Guest blogger: Greg Siekaniec, CEO, Ducks Unlimited Canada and SFI Vice Chair

At Ducks Unlimited Canada, our goal is to ensure abundant wetlands, waterfowl, and associated wildlife for generations to come while also improving Canadian lives. Our conservation efforts focus on a wide landscape because waterfowl and other birds are migratory. We do important conservation work in the boreal forest with our partners at SFI.

Greg-Siekaniec-webAs a partner with SFI, I was pleased to learn that the U.S. Green Building Council has created a pathway to earn Leadership in Energy and Environmental Design (LEED) credits for choosing products certified to SFI. We all know that building with wood is a good thing because it is a renewable resource and provides a beautiful product. Well-managed, working forests also deliver environmental services that benefit human health, such as filtering and cleaning our water.

These same working forests also provide critical habitats for waterfowl and other species. Using an SFI conservation grant enabled us to partner with SFI Program Participants Louisiana Pacific Canada, Weyerhaeuser, Spruce Products Ltd., as well as FPInnovations to develop best practices for building forestry roads to preserve wetland ecosystems in the western boreal forest. This is an important example of how SFI has helped us influence forestry operations in ways that help vast areas of boreal forest so important to waterfowl and other birds.

SFI and LEED also complement each other when it comes to spreading good conservation practices.

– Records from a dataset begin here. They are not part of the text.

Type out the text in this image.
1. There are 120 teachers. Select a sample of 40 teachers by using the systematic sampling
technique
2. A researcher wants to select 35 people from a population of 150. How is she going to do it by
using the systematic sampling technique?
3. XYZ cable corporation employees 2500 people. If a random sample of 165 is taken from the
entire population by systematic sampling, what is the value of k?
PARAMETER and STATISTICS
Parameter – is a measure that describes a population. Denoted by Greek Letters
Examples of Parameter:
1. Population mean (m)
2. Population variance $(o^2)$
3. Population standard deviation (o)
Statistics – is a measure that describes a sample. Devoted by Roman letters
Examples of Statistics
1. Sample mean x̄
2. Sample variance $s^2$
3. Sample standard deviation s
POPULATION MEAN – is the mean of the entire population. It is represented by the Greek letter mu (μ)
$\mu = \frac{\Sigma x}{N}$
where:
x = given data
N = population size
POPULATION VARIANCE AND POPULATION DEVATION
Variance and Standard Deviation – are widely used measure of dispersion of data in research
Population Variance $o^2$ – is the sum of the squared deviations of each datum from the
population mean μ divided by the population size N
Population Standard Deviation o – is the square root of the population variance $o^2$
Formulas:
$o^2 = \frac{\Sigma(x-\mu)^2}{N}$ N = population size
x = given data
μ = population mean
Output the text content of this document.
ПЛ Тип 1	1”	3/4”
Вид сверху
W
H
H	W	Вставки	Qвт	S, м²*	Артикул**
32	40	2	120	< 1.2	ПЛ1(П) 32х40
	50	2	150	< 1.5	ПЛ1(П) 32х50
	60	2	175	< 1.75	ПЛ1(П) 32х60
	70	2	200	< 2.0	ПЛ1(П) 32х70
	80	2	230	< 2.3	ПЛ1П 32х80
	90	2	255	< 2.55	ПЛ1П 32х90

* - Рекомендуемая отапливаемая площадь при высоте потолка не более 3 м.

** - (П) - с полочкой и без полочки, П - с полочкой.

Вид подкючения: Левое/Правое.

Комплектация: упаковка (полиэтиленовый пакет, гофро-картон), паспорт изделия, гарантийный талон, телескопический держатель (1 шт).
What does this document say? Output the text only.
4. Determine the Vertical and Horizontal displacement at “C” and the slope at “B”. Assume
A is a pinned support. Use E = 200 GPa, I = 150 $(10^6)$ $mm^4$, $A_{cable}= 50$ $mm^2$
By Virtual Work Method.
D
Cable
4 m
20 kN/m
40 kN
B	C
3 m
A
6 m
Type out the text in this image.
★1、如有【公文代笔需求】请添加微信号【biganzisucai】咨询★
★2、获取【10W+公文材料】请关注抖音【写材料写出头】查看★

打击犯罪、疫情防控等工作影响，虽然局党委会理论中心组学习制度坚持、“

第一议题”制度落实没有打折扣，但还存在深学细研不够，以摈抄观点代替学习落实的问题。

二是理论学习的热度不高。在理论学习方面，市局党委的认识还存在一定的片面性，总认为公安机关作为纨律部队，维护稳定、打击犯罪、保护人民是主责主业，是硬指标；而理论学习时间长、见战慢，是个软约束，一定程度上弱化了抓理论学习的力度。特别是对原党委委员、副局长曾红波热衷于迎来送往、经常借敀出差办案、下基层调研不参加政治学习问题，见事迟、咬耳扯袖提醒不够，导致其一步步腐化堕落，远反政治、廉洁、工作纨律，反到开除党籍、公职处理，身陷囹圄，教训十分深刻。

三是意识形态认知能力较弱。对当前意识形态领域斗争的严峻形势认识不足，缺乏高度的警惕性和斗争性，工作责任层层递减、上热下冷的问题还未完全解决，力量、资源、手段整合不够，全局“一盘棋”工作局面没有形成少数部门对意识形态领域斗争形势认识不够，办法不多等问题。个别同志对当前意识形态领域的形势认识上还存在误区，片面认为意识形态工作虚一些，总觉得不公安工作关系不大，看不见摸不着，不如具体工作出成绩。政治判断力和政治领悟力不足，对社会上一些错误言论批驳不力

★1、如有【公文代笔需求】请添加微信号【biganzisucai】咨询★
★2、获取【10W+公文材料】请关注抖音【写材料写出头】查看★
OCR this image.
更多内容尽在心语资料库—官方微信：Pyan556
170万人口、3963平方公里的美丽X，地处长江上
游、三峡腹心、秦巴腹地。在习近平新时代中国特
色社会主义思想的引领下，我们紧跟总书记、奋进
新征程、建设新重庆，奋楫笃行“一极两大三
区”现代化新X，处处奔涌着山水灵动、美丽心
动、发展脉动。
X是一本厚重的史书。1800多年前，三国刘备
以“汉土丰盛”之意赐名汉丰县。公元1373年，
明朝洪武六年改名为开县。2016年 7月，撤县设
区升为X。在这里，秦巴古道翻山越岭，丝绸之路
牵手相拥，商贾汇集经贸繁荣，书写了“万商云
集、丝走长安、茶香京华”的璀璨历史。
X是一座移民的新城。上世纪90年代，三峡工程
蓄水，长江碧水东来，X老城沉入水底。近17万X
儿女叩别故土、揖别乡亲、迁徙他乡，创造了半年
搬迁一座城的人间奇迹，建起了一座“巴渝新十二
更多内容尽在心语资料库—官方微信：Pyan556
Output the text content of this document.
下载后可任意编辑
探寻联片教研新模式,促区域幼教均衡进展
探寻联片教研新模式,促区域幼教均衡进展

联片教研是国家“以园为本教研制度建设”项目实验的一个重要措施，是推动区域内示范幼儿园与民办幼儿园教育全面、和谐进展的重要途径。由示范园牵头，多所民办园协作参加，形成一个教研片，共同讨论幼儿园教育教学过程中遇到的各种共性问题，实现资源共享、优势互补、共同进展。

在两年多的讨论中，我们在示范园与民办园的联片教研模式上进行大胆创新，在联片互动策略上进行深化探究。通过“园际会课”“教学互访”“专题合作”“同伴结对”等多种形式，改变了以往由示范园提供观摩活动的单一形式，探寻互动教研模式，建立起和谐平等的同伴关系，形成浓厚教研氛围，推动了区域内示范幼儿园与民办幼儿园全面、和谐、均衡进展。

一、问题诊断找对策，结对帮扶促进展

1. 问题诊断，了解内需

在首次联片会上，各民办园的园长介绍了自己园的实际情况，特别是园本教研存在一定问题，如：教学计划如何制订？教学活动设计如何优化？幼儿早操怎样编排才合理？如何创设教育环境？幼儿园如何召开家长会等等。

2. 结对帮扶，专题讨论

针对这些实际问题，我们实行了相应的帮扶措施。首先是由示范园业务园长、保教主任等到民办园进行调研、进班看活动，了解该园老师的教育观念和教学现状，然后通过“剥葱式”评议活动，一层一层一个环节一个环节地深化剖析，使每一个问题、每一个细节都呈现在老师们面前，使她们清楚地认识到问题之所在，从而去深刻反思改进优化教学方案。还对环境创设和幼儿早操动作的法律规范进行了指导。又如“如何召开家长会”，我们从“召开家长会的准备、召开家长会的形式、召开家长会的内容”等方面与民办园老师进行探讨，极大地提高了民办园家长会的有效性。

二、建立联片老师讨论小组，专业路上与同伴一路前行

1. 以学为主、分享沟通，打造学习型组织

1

Among the strongest synergies between LEED and SFI are the ways both systems focus on enhancing water quality and on conserving biodiversity. SFI’s standards focus specifically on these elements. For example, on water quality, SFI mandates the use of best management practices that are comprehensive and go well beyond legal requirements to protect the water quality of rivers, streams, lakes, wetlands and other water bodies. On biodiversity, SFI Program Participants must develop programs to conserve significant species of concern and protect biodiversity.

Understanding the conservation impact of SFI’s approach is important because the benefits of using wood are realized only to the extent that architects, builders and others who want to source green building materials can be sure the wood comes from sustainable sources. SFI offers the proof point the construction sector needs to make the case that a building project relies on responsible sources.

I’m confident that the ability to earn LEED credits with SFI products will provide an added boost to the green building sector in North America. The U.S. Green Building Council’s decision to include SFI provides an important new avenue to encourage sustainable sourcing from North American Forests. Expanding markets for forest products will, in turn, increase the economic value we place on them and encourage the kind of sustainable management we need to secure the future of forests.

With 282 million acres/114 million hectares certified to the SFI Standard, the options for green builders just grew exponentially — something that’s good news for forests and the wetland habitats Ducks Unlimited is committed to protecting.